The idea of engineering a liposome with three monoclonal antibodies attached to one liposome presents a daunting challenge. Additionally, the binding affinity between each monoclonal antibody to its antigen must be considered carefully. It is important that the interaction between each antibody and antigen is relatively weak. If one is too strong, the liposome will bind and inject its contents to healthy cells that merely express the antigen in normal levels, leading to cell death. To prevent metastasis, it will be possible to engineer liposomes with the respective antibodies for the three surface antigens as needed.

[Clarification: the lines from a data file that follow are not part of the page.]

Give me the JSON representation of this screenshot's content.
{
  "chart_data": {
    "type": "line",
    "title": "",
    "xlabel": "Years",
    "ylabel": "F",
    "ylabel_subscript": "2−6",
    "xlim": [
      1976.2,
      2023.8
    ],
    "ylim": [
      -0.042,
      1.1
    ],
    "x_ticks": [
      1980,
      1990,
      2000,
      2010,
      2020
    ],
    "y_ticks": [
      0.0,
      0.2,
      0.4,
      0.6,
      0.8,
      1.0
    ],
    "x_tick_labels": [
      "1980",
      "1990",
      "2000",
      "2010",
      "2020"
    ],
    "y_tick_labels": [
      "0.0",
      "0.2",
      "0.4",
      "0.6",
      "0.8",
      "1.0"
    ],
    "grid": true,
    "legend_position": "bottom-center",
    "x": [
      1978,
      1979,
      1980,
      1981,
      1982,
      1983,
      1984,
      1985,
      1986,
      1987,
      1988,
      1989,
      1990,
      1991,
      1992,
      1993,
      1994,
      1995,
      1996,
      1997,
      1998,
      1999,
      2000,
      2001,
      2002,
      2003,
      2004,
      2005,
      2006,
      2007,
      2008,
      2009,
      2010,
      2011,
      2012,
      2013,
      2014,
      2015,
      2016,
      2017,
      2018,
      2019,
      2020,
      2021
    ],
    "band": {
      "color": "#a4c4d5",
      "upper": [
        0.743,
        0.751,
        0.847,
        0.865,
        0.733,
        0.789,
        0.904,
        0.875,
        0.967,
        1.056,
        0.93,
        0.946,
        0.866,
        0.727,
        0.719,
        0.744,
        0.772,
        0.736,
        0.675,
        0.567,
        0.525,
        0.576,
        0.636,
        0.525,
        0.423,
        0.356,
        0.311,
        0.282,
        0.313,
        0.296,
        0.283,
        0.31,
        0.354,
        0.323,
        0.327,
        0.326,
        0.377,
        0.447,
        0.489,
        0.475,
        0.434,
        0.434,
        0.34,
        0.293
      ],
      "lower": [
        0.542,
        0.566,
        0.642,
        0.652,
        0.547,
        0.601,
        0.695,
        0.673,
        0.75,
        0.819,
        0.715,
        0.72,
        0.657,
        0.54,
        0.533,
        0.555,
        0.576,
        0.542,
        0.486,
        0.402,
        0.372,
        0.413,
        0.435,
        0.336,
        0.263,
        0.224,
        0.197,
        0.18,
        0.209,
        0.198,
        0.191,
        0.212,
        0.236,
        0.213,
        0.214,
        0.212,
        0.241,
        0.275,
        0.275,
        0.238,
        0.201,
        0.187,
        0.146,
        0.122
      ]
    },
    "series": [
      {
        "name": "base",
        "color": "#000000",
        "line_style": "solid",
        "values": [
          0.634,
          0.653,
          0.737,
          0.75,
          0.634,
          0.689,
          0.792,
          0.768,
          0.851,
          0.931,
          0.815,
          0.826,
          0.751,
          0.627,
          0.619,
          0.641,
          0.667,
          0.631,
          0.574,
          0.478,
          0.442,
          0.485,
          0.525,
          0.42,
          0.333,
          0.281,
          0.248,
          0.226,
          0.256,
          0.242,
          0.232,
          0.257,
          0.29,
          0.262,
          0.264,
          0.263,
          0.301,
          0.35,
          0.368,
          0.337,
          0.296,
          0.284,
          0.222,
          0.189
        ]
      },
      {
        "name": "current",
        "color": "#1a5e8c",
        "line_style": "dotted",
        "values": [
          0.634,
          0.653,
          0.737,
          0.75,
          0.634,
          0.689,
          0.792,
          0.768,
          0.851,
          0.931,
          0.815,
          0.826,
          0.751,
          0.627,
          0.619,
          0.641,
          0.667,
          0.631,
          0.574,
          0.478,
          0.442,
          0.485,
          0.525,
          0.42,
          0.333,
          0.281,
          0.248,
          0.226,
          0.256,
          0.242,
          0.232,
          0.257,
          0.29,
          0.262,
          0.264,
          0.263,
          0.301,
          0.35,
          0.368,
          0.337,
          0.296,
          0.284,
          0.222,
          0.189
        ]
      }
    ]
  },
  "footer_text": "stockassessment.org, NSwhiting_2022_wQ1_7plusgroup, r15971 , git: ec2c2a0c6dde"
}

However, if these tumors mutate and/or metastasize and lose the overexpression of CA125, KASH5, or HSF1, assaying the new tumor cells and designing a new treatment in a timely manner will likely be an insurmountable task.
Comments
Combining Sentences?
You might be able to combine the first two sentences and take away the "additionally" as well as the repetition of liposomes in the first sentence: "The idea of engineering a liposome with three monoclonal antibodies presents a daunting challenge as the binding affinities for each antibody to its respective antigen must be considered carefully." You also might be able to combine later sentences in the paragraph in a similar way.
Background
I feel like you should have given some background information about Liposomes. This will enable people reading the text for the first time to follow accordingly. Overall, though, it is well-written.
Conclusion doesn't wrap everything up
You present a concluding remark which leads into a new idea, and then stop the paragraph there. It would be stronger in my opinion if you ended the paragraph a sentence early, and started a new paragraph from that last sentence.